24. Februar 2024 Redaktion Sozialismus.de: Zur Wirkung der Sanktionen
Russland im Wirtschaftskrieg
Zum zweiten Jahrestag des Angriffs auf die Ukraine hat die Europäische Union (EU) neue Sanktionen gegen Russland verhängt. Es ist das 13. Sanktionspaket seit Beginn des Krieges in der Ukraine. Damit sollen die Vermögen von rund 200 weiteren Personen, Unternehmen und Einrichtungen in der EU eingefroren werden. Es dürfen auch keine Geschäfte mehr mit ihnen gemacht werden – und sie dürfen nicht mehr in die EU einreisen.
Auch die USA wollen anlässlich des zweiten Jahrestages der russischen Invasion in die Ukraine weitere Sanktionen gegen mehr als 500 Ziele in Russland verhängen. Die Maßnahmen, die in Zusammenarbeit mit anderen Ländern ergriffen würden, richteten sich gegen den militärisch-industriellen Komplex sowie gegen Unternehmen in Drittländern, die Russland den Zugang zu den von ihm gewünschten Gütern erleichterten.

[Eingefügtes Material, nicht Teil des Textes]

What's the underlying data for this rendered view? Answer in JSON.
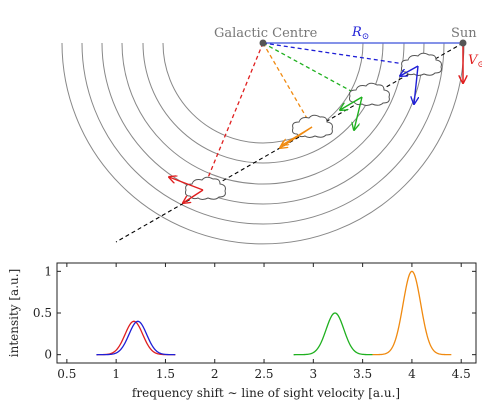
{
  "diagram": {
    "labels": {
      "galactic_centre": "Galactic Centre",
      "sun": "Sun",
      "r_sun": "R",
      "r_sun_sub": "⊙",
      "v_sun": "V",
      "v_sun_sub": "⊙"
    },
    "colors": {
      "blue": "#1f1fd6",
      "green": "#1fb01f",
      "orange": "#f08a10",
      "red": "#e01f1f",
      "ring": "#888888",
      "line_of_sight": "#000000",
      "radius_line": "#5b6ee0"
    }
  },
  "chart_data": {
    "type": "line",
    "xlabel": "frequency shift ∼ line of sight velocity [a.u.]",
    "ylabel": "intensity [a.u.]",
    "xlim": [
      0.4,
      4.65
    ],
    "ylim": [
      -0.1,
      1.1
    ],
    "xticks": [
      0.5,
      1,
      1.5,
      2,
      2.5,
      3,
      3.5,
      4,
      4.5
    ],
    "xtick_labels": [
      "0.5",
      "1",
      "1.5",
      "2",
      "2.5",
      "3",
      "3.5",
      "4",
      "4.5"
    ],
    "yticks": [
      0,
      0.5,
      1
    ],
    "ytick_labels": [
      "0",
      "0.5",
      "1"
    ],
    "grid": false,
    "series": [
      {
        "color": "#e01f1f",
        "center": 1.18,
        "amplitude": 0.4,
        "sigma": 0.09,
        "range": [
          0.8,
          1.6
        ]
      },
      {
        "color": "#1f1fd6",
        "center": 1.22,
        "amplitude": 0.4,
        "sigma": 0.09,
        "range": [
          0.8,
          1.6
        ]
      },
      {
        "color": "#1fb01f",
        "center": 3.22,
        "amplitude": 0.5,
        "sigma": 0.09,
        "range": [
          2.8,
          3.6
        ]
      },
      {
        "color": "#f08a10",
        "center": 4.0,
        "amplitude": 1.0,
        "sigma": 0.09,
        "range": [
          3.6,
          4.4
        ]
      }
    ]
  }
}
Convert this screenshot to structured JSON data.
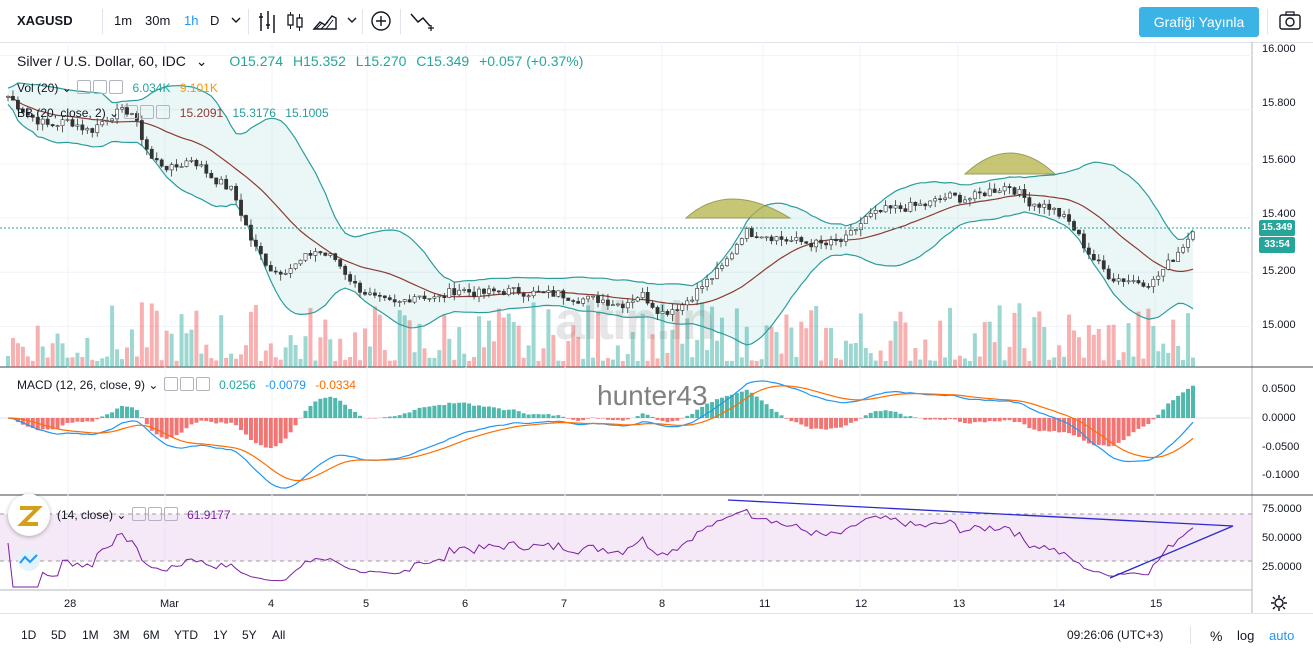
{
  "toolbar": {
    "symbol": "XAGUSD",
    "intervals": [
      "1m",
      "30m",
      "1h",
      "D"
    ],
    "active_interval": "1h",
    "publish_label": "Grafiği Yayınla",
    "icons": [
      "chevron-down-icon",
      "indicators-icon",
      "candles-icon",
      "area-icon",
      "add-icon",
      "compare-icon",
      "camera-icon"
    ]
  },
  "legend": {
    "title": "Silver / U.S. Dollar, 60, IDC",
    "open": "O15.274",
    "high": "H15.352",
    "low": "L15.270",
    "close": "C15.349",
    "change": "+0.057 (+0.37%)",
    "vol_label": "Vol (20)",
    "vol_v1": "6.034K",
    "vol_v2": "9.101K",
    "bb_label": "BB (20, close, 2)",
    "bb_v1": "15.2091",
    "bb_v2": "15.3176",
    "bb_v3": "15.1005",
    "macd_label": "MACD (12, 26, close, 9)",
    "macd_v1": "0.0256",
    "macd_v2": "-0.0079",
    "macd_v3": "-0.0334",
    "rsi_label": "(14, close)",
    "rsi_v": "61.9177"
  },
  "price_axis": [
    "16.000",
    "15.800",
    "15.600",
    "15.400",
    "15.200",
    "15.000"
  ],
  "macd_axis": [
    "0.0500",
    "0.0000",
    "-0.0500",
    "-0.1000"
  ],
  "rsi_axis": [
    "75.0000",
    "50.0000",
    "25.0000"
  ],
  "last_price": "15.349",
  "countdown": "33:54",
  "time_axis": [
    "28",
    "Mar",
    "4",
    "5",
    "6",
    "7",
    "8",
    "11",
    "12",
    "13",
    "14",
    "15"
  ],
  "range_buttons": [
    "1D",
    "5D",
    "1M",
    "3M",
    "6M",
    "YTD",
    "1Y",
    "5Y",
    "All"
  ],
  "clock": "09:26:06 (UTC+3)",
  "scale_options": [
    "%",
    "log",
    "auto"
  ],
  "watermark_user": "hunter43",
  "watermark_brand": "altin.in",
  "colors": {
    "up": "#26a69a",
    "down": "#ef5350",
    "bb": "#2a9d9b",
    "accent": "#3bb3e4",
    "macd": "#2196f3",
    "signal": "#ff6d00",
    "rsi": "#7b1fa2"
  },
  "chart_data": {
    "type": "candlestick",
    "ylim": [
      14.85,
      16.05
    ],
    "key_prices": {
      "open": 15.274,
      "high": 15.352,
      "low": 15.27,
      "close": 15.349
    },
    "approx_closes": [
      15.85,
      15.78,
      15.74,
      15.76,
      15.72,
      15.78,
      15.8,
      15.62,
      15.58,
      15.62,
      15.55,
      15.5,
      15.3,
      15.2,
      15.22,
      15.28,
      15.25,
      15.15,
      15.1,
      15.08,
      15.12,
      15.1,
      15.14,
      15.12,
      15.13,
      15.13,
      15.12,
      15.12,
      15.1,
      15.1,
      15.08,
      15.12,
      15.05,
      15.08,
      15.15,
      15.22,
      15.35,
      15.34,
      15.32,
      15.31,
      15.3,
      15.32,
      15.4,
      15.43,
      15.44,
      15.45,
      15.48,
      15.47,
      15.5,
      15.52,
      15.46,
      15.44,
      15.38,
      15.26,
      15.18,
      15.17,
      15.16,
      15.25,
      15.35
    ]
  }
}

Das Ziel, die russische Regierung über die damit verbundenen wirtschaftlichen Folgen dazu zu bewegen, den Krieg gegen die Ukraine zu beenden, wurde bisher nicht erreicht. Auch der vorhergesagte massive Einbruch der russischen Wirtschaft ist nicht eingetreten: Im Jahr 2022 schrumpfte die Wirtschaftsleistung Russlands nur um rund 2% – und damit weit geringer als erwartet.
Im Jahr 2023 ist das reale Bruttoinlandsprodukt (BIP) um 3,6% gestiegen. Die russische Zentralbank geht für 2024 von einem BIP-Anstieg von 2,3% aus. Noch etwas mehr Wachstum traut der Internationale Währungsfonds (IWF) der russischen Wirtschaft in diesem Jahr zu. Er hob Ende Januar seine Wachstumsprognose von 1,1% im Oktober 2023 auf 2,6% an.
Diese Entwicklung hat eine Diskussion über die russische Wirtschafts-Resilienz hervorgerufen. Jahrzehntelang führte Russland eine höchst orthodoxe und umsichtige makroökonomische Politik durch und häufte Wohlstand bei extrem niedrigen Schuldenständen an. Die Stärke dieser orthodoxen »Festungs-Russland«-Politik schuf einen beträchtlichen fiskalischen Spielraum, der dem Land nun dabei hilft, um seinen Krieg gegen die Ukraine zu unterstützen, und die damit verbundenen wirtschaftlichen Belastungen zu bewältigen.
Die wirtschaftspolitisch Verantwortlichen können das Wachstum kurzfristig mit großen fiskalischen Anreizen oder Kreditausweitungen unterstützen und gute Wachstumszahlen verzeichnen. Angesichts der starken Puffer und der scheinbaren Bereitschaft der Bevölkerung, soziale Härten zu tolerieren, könnte Russland durchaus in der Lage sein, dies für mehrere Jahre aufrechtzuerhalten.
Aber »Resilienz« trifft die Entwicklung nur teilweise. Russland durchläuft einen Prozess der wirtschaftlichen Schwächung, der auch in Zukunft andauern wird. Denn der Ausbau der Produktionsinfrastruktur, die auf die fossilen Brennstoffe ausgerichtet ist, kann nur begrenzt aufrechterhalten werden, und für eine Modernisierung der Produktion fehlen vielfach die materiellen sowie ideellen Ressourcen und natürlich auch die westlichen Technologien.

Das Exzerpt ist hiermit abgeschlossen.